In order to assess future loss in the most realistic way possible, the court should apply contingencies to take into account the uncertainty of predicting the future and the chance that the assumptions on which the loss has been assessed may turn out to be wrong. The court should do so based on the evidence tendered.
In recognition of the fact that the future cannot be foretold, allowance must be made for the contingency that the assumptions on which the award for pecuniary loss is predicated may prove inaccurate. In most cases this will result in a deduction, since the earnings and cost of care figures are based on an uninterrupted stream which does not reflect contingencies such as loss of employment, early death, or the necessity of institutional care. Where no evidence is available, courts have made a deduction in the range of 20 per cent. Where evidence is available, the deduction for contingencies may be increased, decreased, or eliminated according to the proof presented.

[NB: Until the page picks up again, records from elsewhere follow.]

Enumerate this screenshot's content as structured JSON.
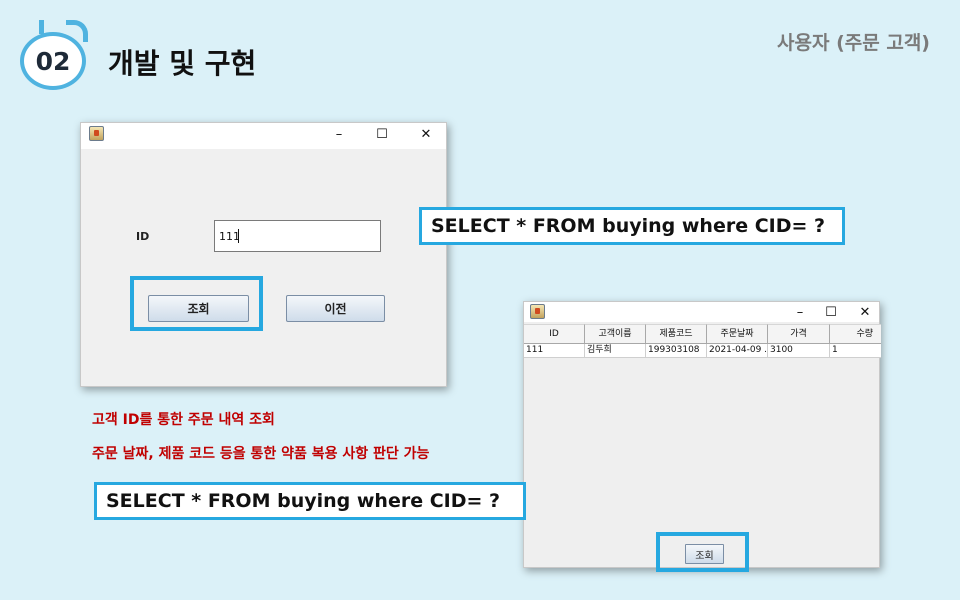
{
  "slide": {
    "number": "02",
    "title": "개발 및 구현",
    "section": "사용자 (주문 고객)"
  },
  "window1": {
    "controls": {
      "minimize": "–",
      "maximize": "☐",
      "close": "✕"
    },
    "id_label": "ID",
    "id_value": "111",
    "search_button": "조회",
    "prev_button": "이전"
  },
  "window2": {
    "controls": {
      "minimize": "–",
      "maximize": "☐",
      "close": "✕"
    },
    "columns": [
      "ID",
      "고객이름",
      "제품코드",
      "주문날짜",
      "가격",
      "수량"
    ],
    "rows": [
      [
        "111",
        "김두희",
        "199303108",
        "2021-04-09 ...",
        "3100",
        "1"
      ]
    ],
    "search_button": "조회"
  },
  "sql_query_top": "SELECT * FROM buying where CID= ?",
  "sql_query_bottom": "SELECT * FROM buying where CID= ?",
  "notes": [
    "고객 ID를 통한 주문 내역 조회",
    "주문 날짜, 제품 코드 등을 통한 약품 복용 사항 판단 가능"
  ],
  "colors": {
    "highlight": "#26a8e0",
    "note_text": "#c00000",
    "background": "#dbf1f8"
  }
}
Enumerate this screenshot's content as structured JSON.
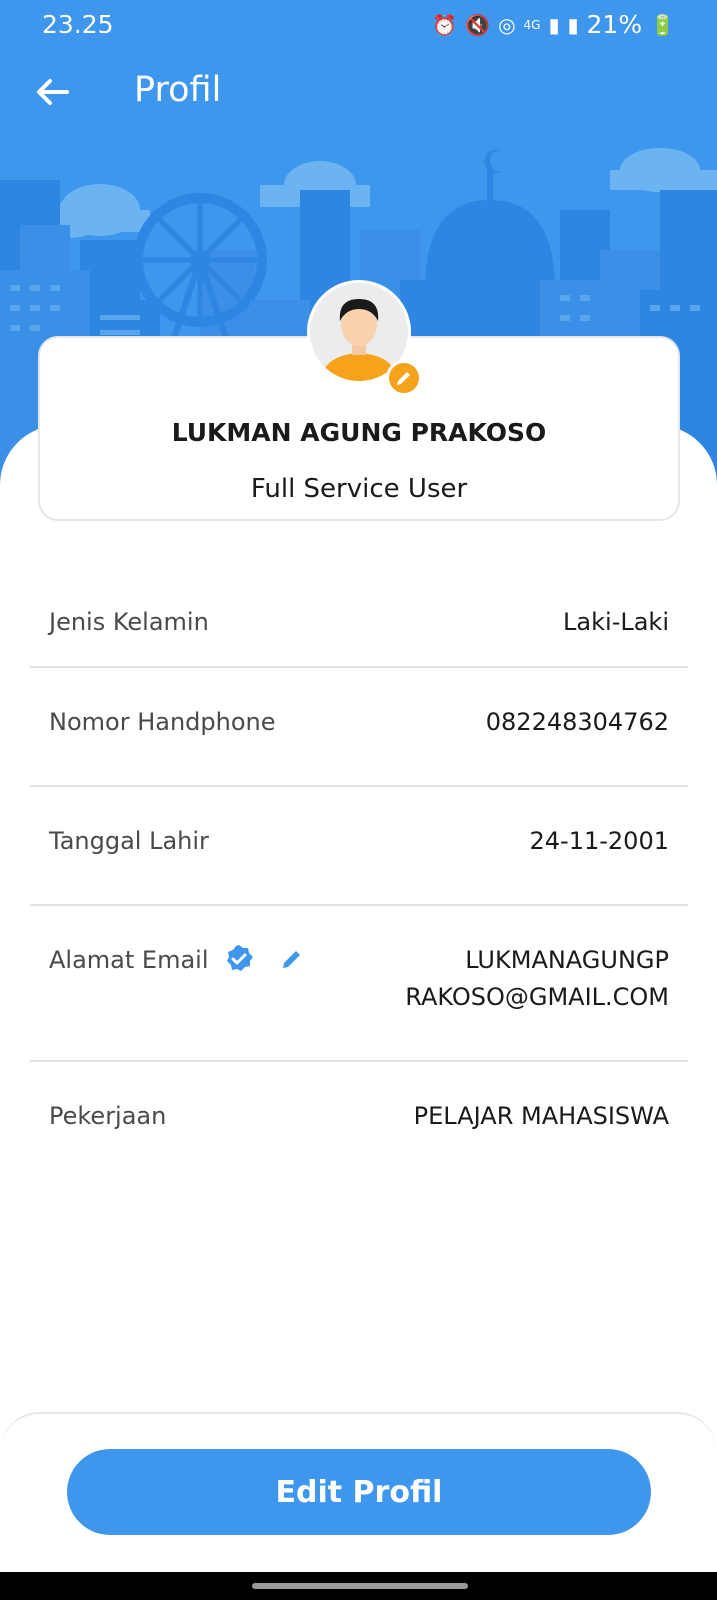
{
  "status_bar": {
    "time": "23.25",
    "network": "4G",
    "battery": "21%"
  },
  "header": {
    "title": "Profil",
    "back_icon": "arrow-left-icon"
  },
  "profile": {
    "name": "LUKMAN AGUNG PRAKOSO",
    "role": "Full Service User",
    "avatar_icon": "user-avatar",
    "edit_icon": "pencil-icon"
  },
  "fields": [
    {
      "label": "Jenis Kelamin",
      "value": "Laki-Laki"
    },
    {
      "label": "Nomor Handphone",
      "value": "082248304762"
    },
    {
      "label": "Tanggal Lahir",
      "value": "24-11-2001"
    },
    {
      "label": "Alamat Email",
      "value_line1": "LUKMANAGUNGP",
      "value_line2": "RAKOSO@GMAIL.COM"
    },
    {
      "label": "Pekerjaan",
      "value": "PELAJAR MAHASISWA"
    }
  ],
  "actions": {
    "edit_profile": "Edit Profil"
  },
  "colors": {
    "primary": "#3e97ec",
    "accent": "#f5a31a",
    "verified": "#3e97ec"
  }
}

The approach usually taken is to assess the future loss award and then apply a percentage adjustment. Examples of “negative contingencies” are the poor health of the claimant and the potential for strikes, lockouts, lay-offs, and voluntary unemployment. Examples of “positive contingencies” are the opportunity for overtime work and the possibility of promotion. In each case the court is obliged to weigh the contingencies on the basis of the evidence. If the court finds that the contingencies balance out, then no adjustment upward or downward is made. The Court of Appeal has held that in the absence of unusual factors, 20% should be the maximum contingency deduction.
In a case involving positive contingencies regarding future losses, the Court accepted that the plaintiff’s employment record may have improved as the plaintiff matured and extended his education.
In a case involving negative contingencies, the Court applied a 75% discount to the plaintiff’s future loss of earning capacity damages to account for a number of contingencies, including the possibility that her symptoms might dissipate.
Contingency adjustments to past loss of income are applied on the balance of probabilities. Contingency adjustments to awards for future loss of income earning capacity are made on the “substantial possibilities” test.